@NecessaryScene
I'm wondering if you're retrofitting a more advanced "genetic sex" definition in place of the more fundamental one to say they had a "one sex model", when obviously they'd always have known you needed one of each sex.
They just didn't know why.
They didn't always know. There's a plausible hypothesis of the creation of the patriarchy, which posits that the agrarian revolution, and more specifically the knowledge about reproduction gained from early animal husbandry, led to creation of the patriarchy. Until then, the general way of thinking was that men had nothing to contribute to reproduction.
So about 12,000 years or so ago, the general idea was that women had this miraculous power to make new lives. And the life was put into the woman by whatever spirits her tribe believed in.
During the transition from a nomadic to a settled lifestyle, animal husbandry became of great interest to the people of the time. They started breeding animals, at first just to increase their livestock and later to improve the livestock.
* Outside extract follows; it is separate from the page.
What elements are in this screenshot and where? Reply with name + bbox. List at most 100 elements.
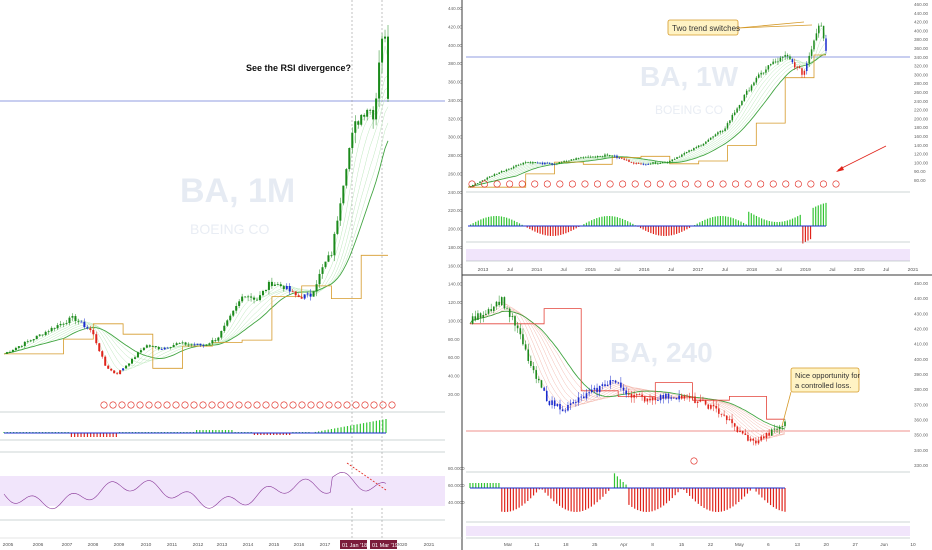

Inquiring minds of the time soon noticed that soon after that peculiar-coloured bull had mated with the brown cow, it bore a peculiar-coloured calf.
Didn't take very long for those early agrarians to understand that male animals and male humans had a role to play in reproduction after all. And not only that, if they wanted to make sure their offspring had the best chances, they kept a close eye on their females.
And that was the beginning of the patriarchy according to that hypothesis.
Of course they held onto their one-sex model of reproduction. Instead of thinking of women as life-giving, that was now the man's role. The woman, as previous posters have already said, was now recast as a mere vessel. She made no contribution to the child other than providing a growing environment.
And the man who wanted to ensure his offspring had the best chances, exerted control over the woman he was mating with.
(It's entirely plausible that keen observers of the natural world realised the connection between mating and offspring long before the agrarian revolution. But there was no societal forces coming into play before people were settled, so any early knowledge didn't have widespread consequences.)